ISRAEL-PALESTINIAN-CONFLICT-JERUSALEM

Come riportato dal quotidiano Haaretz, il premier, Benjiamin Netanyahu, ha deciso una nuova colata di cemento illegale a Gerusalemme est. Nelle zone di Ramat Shlomo saranno edificate 660 nuove unità abitative coloniche e a queste se ne sommeranno altre 400 nell'area di Har Homa. Non pago, poi, il governo israeliano ha anche predisposto la costruzione di 12 nuove strade nella Cisgiordania occupata.

Dunque, il governo israeliano è tornato alla strategia dell'aggressione territoriale: la stessa che ha praticamente fatto saltare i negoziati di pace con i palestinesi, conclusi nel marzo di quest'anno. Ricordiamo, a tale riguardo, che Netanyahu non ha mai messo da parte la volontà di costruire colonie nei territori occupati mentre sedeva al tavolo della trattativa, nonostante i continui richiami di Stati Uniti e Unione Europea. Così, ad esempio, è accaduto il 10 gennaio scorso, quando Tel Aviv ha provocatoriamente dato il via a gare d'appalto per 1400 abitazioni a Gerusalemme est e in Cisgiordania.

Ma evidenziamo che gli annunci di nuove costruzioni illegali sono continuati anche dopo la fine dei colloqui con l'Anp (nel giugno di quest'anno), poco prima che scattasse la tristemente nota operazione militare Margine Protettivo a Gaza.
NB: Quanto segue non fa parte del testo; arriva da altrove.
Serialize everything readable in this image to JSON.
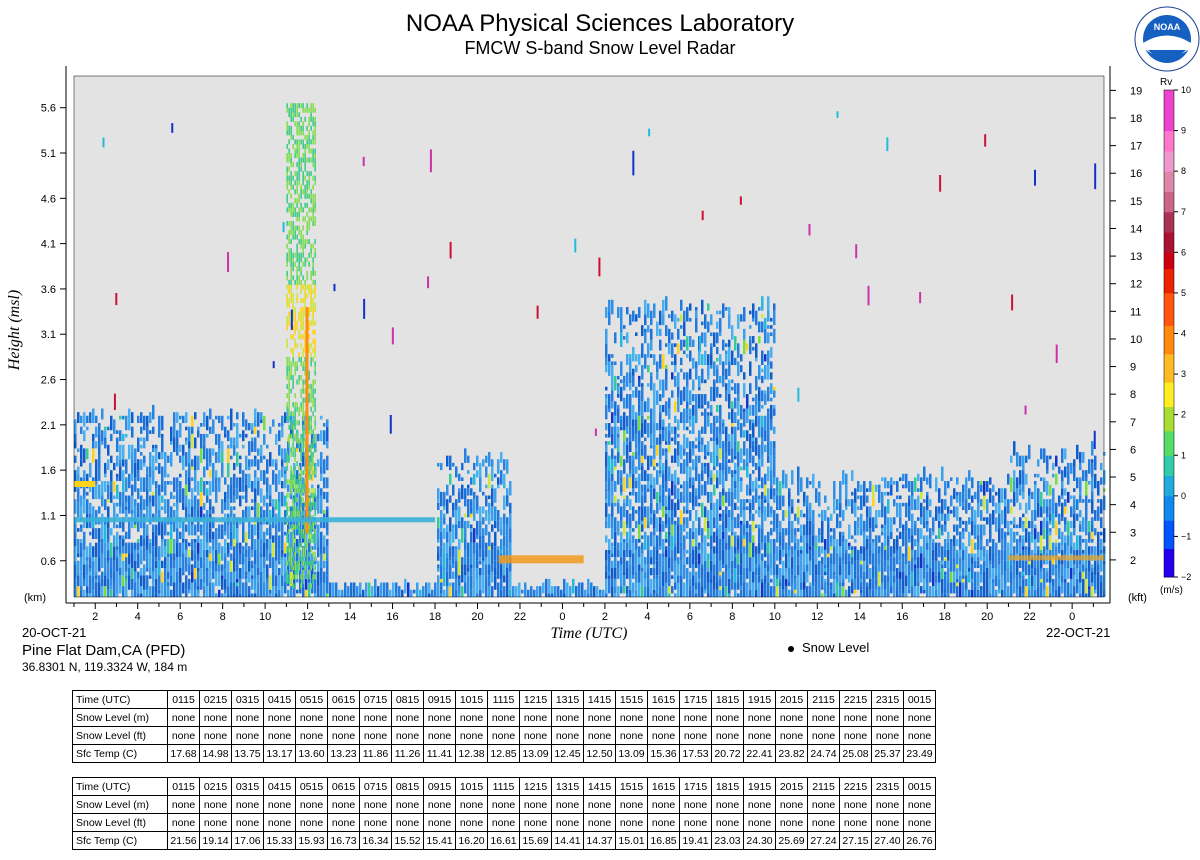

Nelle scorse settimane gli Stati Uniti avevano protestato, anche se abbastanza flebilmente, per la costruzione delle nuove unità abitative. Ma Netanyahu non sembra intenzionato a cambiare rotta, e ciò era palese anche nel suo ultimo incontro a Washington con Obama.

Intanto lo scenario si fa sempre più teso. Come abbiamo scritto ieri, Tel Aviv ha deciso di militarizzare Gerusalemme est e ha annunciato che dal mese prossimo sarà vietato ai lavoratori di viaggiare su autobus pubblici dalla zona di Tel Aviv verso la città-colonia di Ariel, in Cisgiordania.

L'Unione Europea, in tarda serata, ha finalmente deciso di "battere un colpo". In una nota, diffusa da Maja Kocijancic (portavoce dell'Alto Rappresentante per gli Affari Esteri Ue), ha fatto sapere che: se la volontà di costruire nuove unità abitative "sarà confermata non si potrà che condannare una decisione così inopportuna, e chiederne revoca urgente [...] Lo sviluppo futuro delle relazioni Ue-Israele dipenderanno dall'impegno di quest'ultima per una pace duratura basata sulla soluzione dei due Stati".